Plantes médicinales du côlon

  • Bistorte, Chiendent, Noyer (favorise la flore bactérienne saprophyte), Citrouille, Fougère mâle, Gentiane, Mousse Corse, Pourpier, Tanaisie (parasitose), Airelle, Fraisier, Lamier blanc, Mûrier sauvage, Salicaire, Vergette du Canada (diarrhées), Agar-agar, Guimauve, Lin, Psyllium blond, Ispaghul, Gomme de guar (laxative), 
  • Huiles essentielles en massage local : Basilic, Estragon, Orange amer (colite).

Lithothérapie

  • Pancréas : améthyste, blende. 
  • Intestin grêle : citrine. 
  • Diarrhée : quartz fumé, topaze impériale. 
  • Estomac : marbre saccharoïde, tourmaline lithique. 
  • Colite : grès rose. 
  • Foie : grenat almandin, cornichalcite. 
  • Aliments : serpentine (aide à convertir le taux énergétique des aliments au taux vibratoire humain)

Hydrothérapie 

  • Bains de siège froids (effets rapide et très efficace sur la constipation) : tonifie les nerfs, restaure la force vitale et les fonctions digestives.

Relaxation

  • Réguler le système nerveux pour réguler la digestion, relation "cerveau et intestins, la peur au ventre". Sophrologie, yoga, méditation, prière, etc., à pratiquer quotidiennement.

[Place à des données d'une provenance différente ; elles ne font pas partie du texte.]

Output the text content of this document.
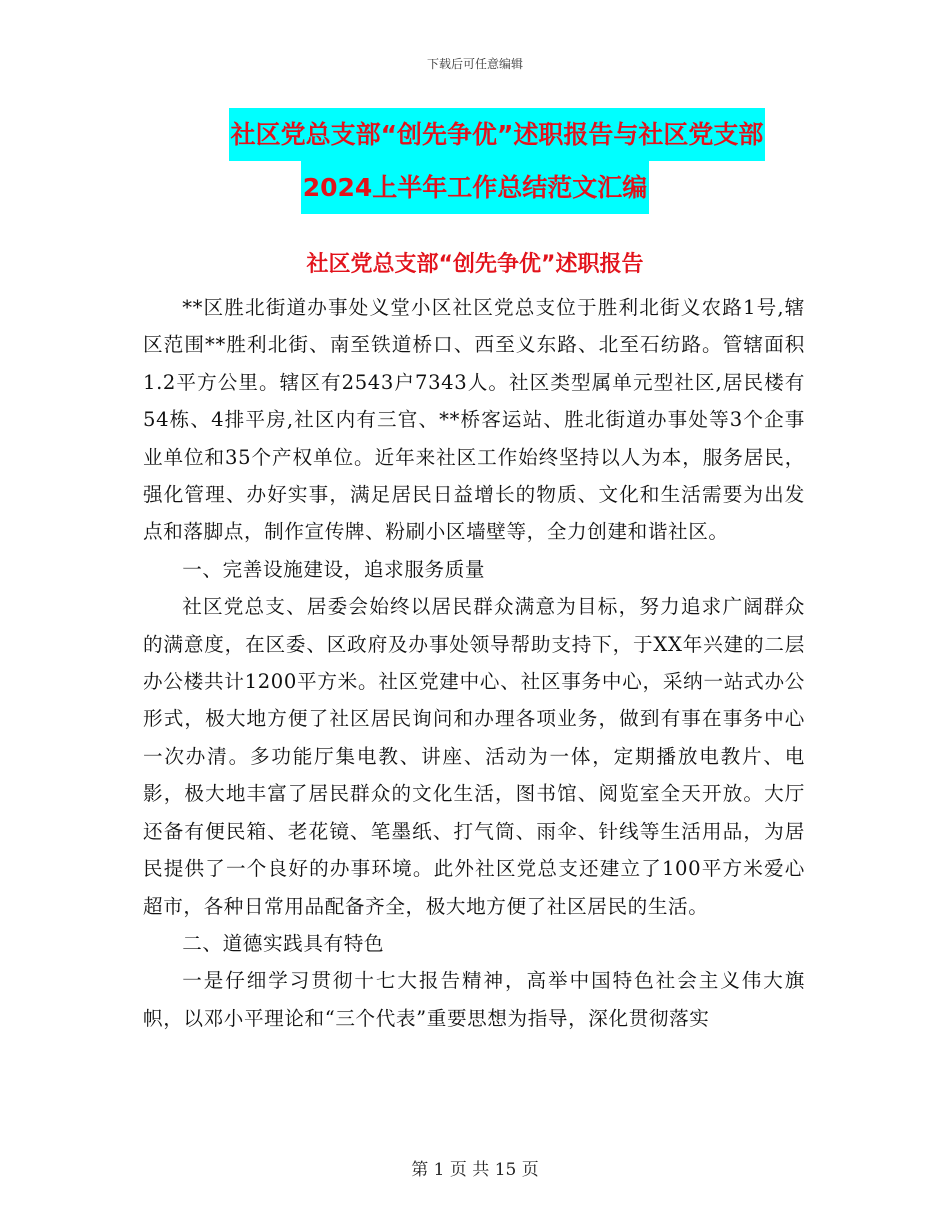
下载后可任意编辑
社区党总支部“创先争优”述职报告与社区党支部
2024上半年工作总结范文汇编
社区党总支部“创先争优”述职报告

**区胜北街道办事处义堂小区社区党总支位于胜利北街义农路1号,辖区范围**胜利北街、南至铁道桥口、西至义东路、北至石纺路。管辖面积1.2平方公里。辖区有2543户7343人。社区类型属单元型社区,居民楼有54栋、4排平房,社区内有三官、**桥客运站、胜北街道办事处等3个企事业单位和35个产权单位。近年来社区工作始终坚持以人为本，服务居民，强化管理、办好实事，满足居民日益增长的物质、文化和生活需要为出发点和落脚点，制作宣传牌、粉刷小区墙壁等，全力创建和谐社区。

一、完善设施建设，追求服务质量

社区党总支、居委会始终以居民群众满意为目标，努力追求广阔群众的满意度，在区委、区政府及办事处领导帮助支持下，于XX年兴建的二层办公楼共计1200平方米。社区党建中心、社区事务中心，采纳一站式办公形式，极大地方便了社区居民询问和办理各项业务，做到有事在事务中心一次办清。多功能厅集电教、讲座、活动为一体，定期播放电教片、电影，极大地丰富了居民群众的文化生活，图书馆、阅览室全天开放。大厅还备有便民箱、老花镜、笔墨纸、打气筒、雨伞、针线等生活用品，为居民提供了一个良好的办事环境。此外社区党总支还建立了100平方米爱心超市，各种日常用品配备齐全，极大地方便了社区居民的生活。

二、道德实践具有特色

一是仔细学习贯彻十七大报告精神，高举中国特色社会主义伟大旗帜，以邓小平理论和“三个代表”重要思想为指导，深化贯彻落实

第 1 页 共 15 页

Magnétisme : Résout beaucoup de trouble du système digestif

Gymnastique des organes

  • Estomac : 30 flexions du thorax vers le bassin. 
  • Intestins : 30 rotations du thorax de droite à gauche en aller-retour, le bassin immobile.

Remèdes antiacides

  • Plantes médicinales : Aubier de tilleul, Algue lithothamme, Ortie piquante, Harpagophytum, Prêle des champs, Reine-des-prés, Frêne (bourgeons), Bouleau verruqueux (bourgeons), Vigne (bourgeons), Airelle (bourgeons), Ronce (bourgeons).